The government finally sent the Work Modernization Bill to Congress. The project proposes changes to the Labor Contract Law, an incentive system for medium-sized investments, an employment regulation plan and the reduction of employers’ contributions with an additional discount for new jobs.
The project also proposes changes in tax issues, including profits for companies and individuals, internal taxes and VAT. However, the majority of modifications focus on work modifications. He The government is aiming for greater formalization of work, which would be accompanied by increased collection despite the reduction in rates.
Among the points that can contribute to the creation of registered jobs, experts cite the laundering of unregistered workers, incentives for job creation and the hour bank, but essentially the reduction of Contributions amounting to 5% of wages, Depending on the size of the company, up to 17.4% or 15% of the social insurance and integrated pension insurance rates.

Before the reform, there is another fundamental factor. “Assuming there is sustained economic growth with employment expansion In sectors that are not growing today, a new money laundering and a permanent system to reduce hiring costs, as in the reform, could temporarily accompany job creation,” explained labor lawyer and researcher at Fundar, Juan Manuel Ottaviano.
The government expects economic activity to grow by 5% by 2026, while analysts forecast growth of 4%. According to the Minister of Economy, Luis Caputo, revenues increase by one point for every four points of growth in activity.
There are other factors that could increase private sector employment. Pablo Mastromarino, a work expert at Studio Tanoira Cassagne, explained that this is an expectation focuses on money laundering and the new employment system, but its performance will be heavily linked to activity.
He also emphasized that simplifying registration and digitizing certificates can be particularly helpful for small and medium-sized companies, as the bureaucratic effort involved in contract processing involves costs and time.
“The fundamental fight, which is to reduce contributions in the general system, is not taking place,” explained Mastromarino, referring to the three percentage point reduction in employer contributions. Although contributions to ANSES and SIPA will also be reduced in parallel, the 3-point reduction in contributions will be offset by the contribution to the Employment Assistance Fund, which makes the failed Employment Termination Fund mandatory with monthly contributions from employers. “I don’t see any benefit for the company, it neutralizes the reduction in contributions,” Mastromarino added.
In order to increase registration, contributions would have to be reduced, the expert explained.
Finally, he added that it could be helpful to abolish the caps for part-time work, which provides for a salary reduced to two-thirds of the daily wage, above which the usual salary is paid. According to Mastromarino, lifting this restriction will allow more flexibility and registration in sectors where demand is not constant throughout the year.

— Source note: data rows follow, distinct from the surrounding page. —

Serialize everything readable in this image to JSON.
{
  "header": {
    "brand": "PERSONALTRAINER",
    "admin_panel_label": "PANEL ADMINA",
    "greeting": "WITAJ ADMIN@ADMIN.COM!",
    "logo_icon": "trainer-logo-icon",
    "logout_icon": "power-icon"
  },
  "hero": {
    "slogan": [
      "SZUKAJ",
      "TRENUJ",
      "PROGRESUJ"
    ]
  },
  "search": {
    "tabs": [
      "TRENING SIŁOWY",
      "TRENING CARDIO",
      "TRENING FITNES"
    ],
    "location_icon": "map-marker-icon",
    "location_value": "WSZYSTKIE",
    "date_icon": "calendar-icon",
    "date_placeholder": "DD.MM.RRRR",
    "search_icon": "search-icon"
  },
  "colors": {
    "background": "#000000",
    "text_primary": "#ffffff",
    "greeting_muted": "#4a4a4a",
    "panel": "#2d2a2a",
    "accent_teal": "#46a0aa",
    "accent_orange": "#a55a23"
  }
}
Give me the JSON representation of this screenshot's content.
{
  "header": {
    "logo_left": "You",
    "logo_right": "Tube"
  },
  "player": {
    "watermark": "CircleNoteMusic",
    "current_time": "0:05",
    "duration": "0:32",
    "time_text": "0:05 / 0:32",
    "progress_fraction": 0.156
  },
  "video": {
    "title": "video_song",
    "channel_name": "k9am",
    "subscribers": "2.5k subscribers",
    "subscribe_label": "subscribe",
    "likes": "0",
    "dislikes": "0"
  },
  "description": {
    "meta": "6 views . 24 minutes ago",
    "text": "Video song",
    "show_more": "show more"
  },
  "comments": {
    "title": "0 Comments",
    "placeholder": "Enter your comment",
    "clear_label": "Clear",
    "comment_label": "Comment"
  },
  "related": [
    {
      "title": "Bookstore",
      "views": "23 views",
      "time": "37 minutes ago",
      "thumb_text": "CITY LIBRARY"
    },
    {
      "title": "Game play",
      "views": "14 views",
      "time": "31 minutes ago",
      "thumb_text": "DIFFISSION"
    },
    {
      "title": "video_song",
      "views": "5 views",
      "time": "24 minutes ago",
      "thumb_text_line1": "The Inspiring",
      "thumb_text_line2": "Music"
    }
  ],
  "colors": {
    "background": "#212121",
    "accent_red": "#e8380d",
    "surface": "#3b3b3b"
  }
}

Matías Ghidini, partner at Ghidini y Rodil, explained that reducing costs will favor hiring: “Cuts in employer contributions to pension funds or social work will make sense in the short term, especially for small companies. The employer’s priority and demand is that hiring is cheaper.”
“The other changes are not of central importance. They have to do with a government negotiation strategy to admit problems,” he concluded, emphasizing that the business priority is to reduce hiring costs.
The truth is that, according to private estimates, the revenue losses resulting from the contribution reduction in 2026 will amount to almost $3 billion per year, equivalent to almost 0.5% of GDP.